Reaffirmation in Bankruptcy

If you file a bankruptcy, and owe money to a secured creditor, that creditor will likely ask you to sign a reaffirmation agreement.  But, what is a reaffirmation agreement? And should you sign one?

First, let’s start with the basics.  A secured creditor is one that could repossess an asset if you stop making payments. This is most commonly your auto or home lender, but other secured creditors may include those from furniture, appliance or jewelry purchases.

When you buy something with financing, you give the secured creditor two things.  First, you give the creditor a contract or promissory note agreeing to pay a certain amount of money.  Second, you give the creditor a security interest in the item you are purchasing; the “asset”. This security interest is what allows the creditor to repossess the asset if you stop making your payments.

When you file a bankruptcy, the contract or promissory note gets discharged along with your other dischargeable debts, such as credit cards. This means that you no longer have any personal liability for the loan balance. But, the security interest remains. Therefore if you wish to retain the asset, you must continue to make your regular monthly payments.

So what is a reaffirmation agreement?

A reaffirmation agreement, if approved and entered by the bankruptcy court, brings the promissory note or contract back, as if the bankruptcy never happened with regard to this specific debt.

Should I reaffirm my secured debt?

Whether or not to reaffirm a debt is a question that must be answered on an individual basis. The paragraphs below provide some general information regarding certain common reaffirmations, and the potential pros and cons.  It should not be construed as legal advice.


Once you receive a discharge of your debts, you will no longer be liable for the loan balance on the vehicle, unless you have reaffirmed the debt.  Regardless of whether the debt has been reaffirmed, if you want to keep the vehicle, you will have to continue to make regular payments.

Most lenders will ask you to reaffirm the debt. Some lenders will allow you to keep the car without reaffirming, so long as you continue to make your payments.  However, some will repossess if you do not reaffirm, even if you are current on your payments.

If you have not reaffirmed the debt (or if you have tried and the bankruptcy court did not approve the reaffirmation) then you have no personal liability for the loan balance. Continue to make your payments so long as you want to keep the car. Under these circumstances, if you ever needed or wanted to give the car back to the lender, you could do so without having the pay the remaining loan balance.

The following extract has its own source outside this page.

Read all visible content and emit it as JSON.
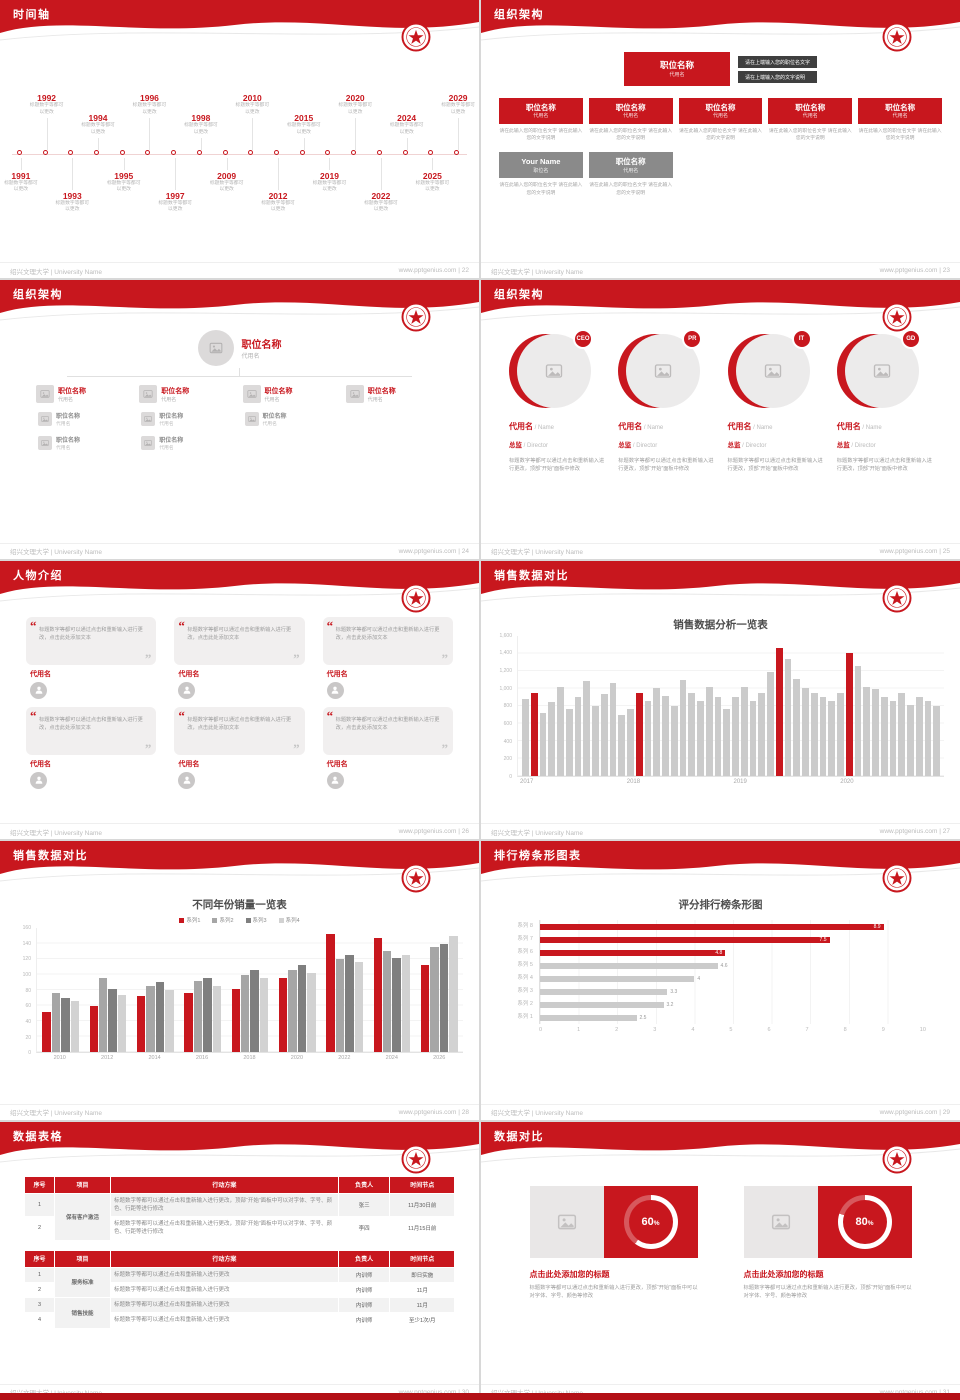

If you have reaffirmed the debt, it is as if the bankruptcy never occurred with regard to that creditor. Depending on the creditor, it may opt to continue reporting your timely payments to the credit reporting agencies, it may offer you other extensions of credit or conveniences such as sending coupon books or offering automatic payments.  Under these circumstances, you remain personally liable for the entire loan balance and if you are unable to pay it, the creditor can repossess the vehicle and sue you for a deficiency balance.


Mortgages are secured by property. The Oregon bankruptcy court has a history of refusing to sign off on reaffirmation agreements for mortgages. If you intend to keep your home, you must make sure to make your complete mortgage payment, on time, every month.